Poster
in
Workshop: Workshop on Machine Learning and Compression
Formalizing Limits of Knowledge Distillation Using Partial Information Decomposition
Pasan Dissanayake · Faisal Hamman · Barproda Halder · Ilia Sucholutsky · Qiuyi (Richard) Zhang · Sanghamitra Dutta
Knowledge distillation provides an effective method for deploying complex machine learning models in resource-constrained environments. It typically involves training a smaller student model to emulate either the probabilistic outputs or the internal feature representations of a larger teacher model. By doing so, the student model often achieves substantially better performance on a downstream task compared to when it is trained independently. Nevertheless, the teacher's internal representations can also encode noise or additional information that may not be relevant to the downstream task.

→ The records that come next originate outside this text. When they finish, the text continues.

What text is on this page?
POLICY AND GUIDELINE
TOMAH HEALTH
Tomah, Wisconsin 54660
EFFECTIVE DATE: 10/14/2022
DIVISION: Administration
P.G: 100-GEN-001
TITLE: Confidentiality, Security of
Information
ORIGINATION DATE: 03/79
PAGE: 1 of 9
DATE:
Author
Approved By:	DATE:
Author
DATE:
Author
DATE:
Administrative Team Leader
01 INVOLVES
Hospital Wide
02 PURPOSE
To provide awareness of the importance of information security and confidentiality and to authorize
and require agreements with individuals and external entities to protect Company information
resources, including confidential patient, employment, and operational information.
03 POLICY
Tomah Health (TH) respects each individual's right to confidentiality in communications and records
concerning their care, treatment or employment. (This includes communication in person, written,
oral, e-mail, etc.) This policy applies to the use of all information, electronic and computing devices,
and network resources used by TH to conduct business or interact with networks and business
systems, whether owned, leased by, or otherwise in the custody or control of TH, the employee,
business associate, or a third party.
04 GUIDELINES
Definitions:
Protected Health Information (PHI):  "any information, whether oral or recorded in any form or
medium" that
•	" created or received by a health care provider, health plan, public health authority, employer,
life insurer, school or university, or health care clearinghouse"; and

This observation motivates our primary question: What are the information-theoretic limits of knowledge transfer? To this end, we leverage a body of work in information theory called Partial Information Decomposition (PID) that unravels the joint information contained in several input random variables about another target variable, e.g., the downstream task labels. Our main contribution is to quantify the distillable and distilled knowledge of a teacher's representation for a given downstream task. Moreover, we demonstrate that this metric can be practically used in distillation to address challenges caused by the complexity gap between the teacher and the student representations.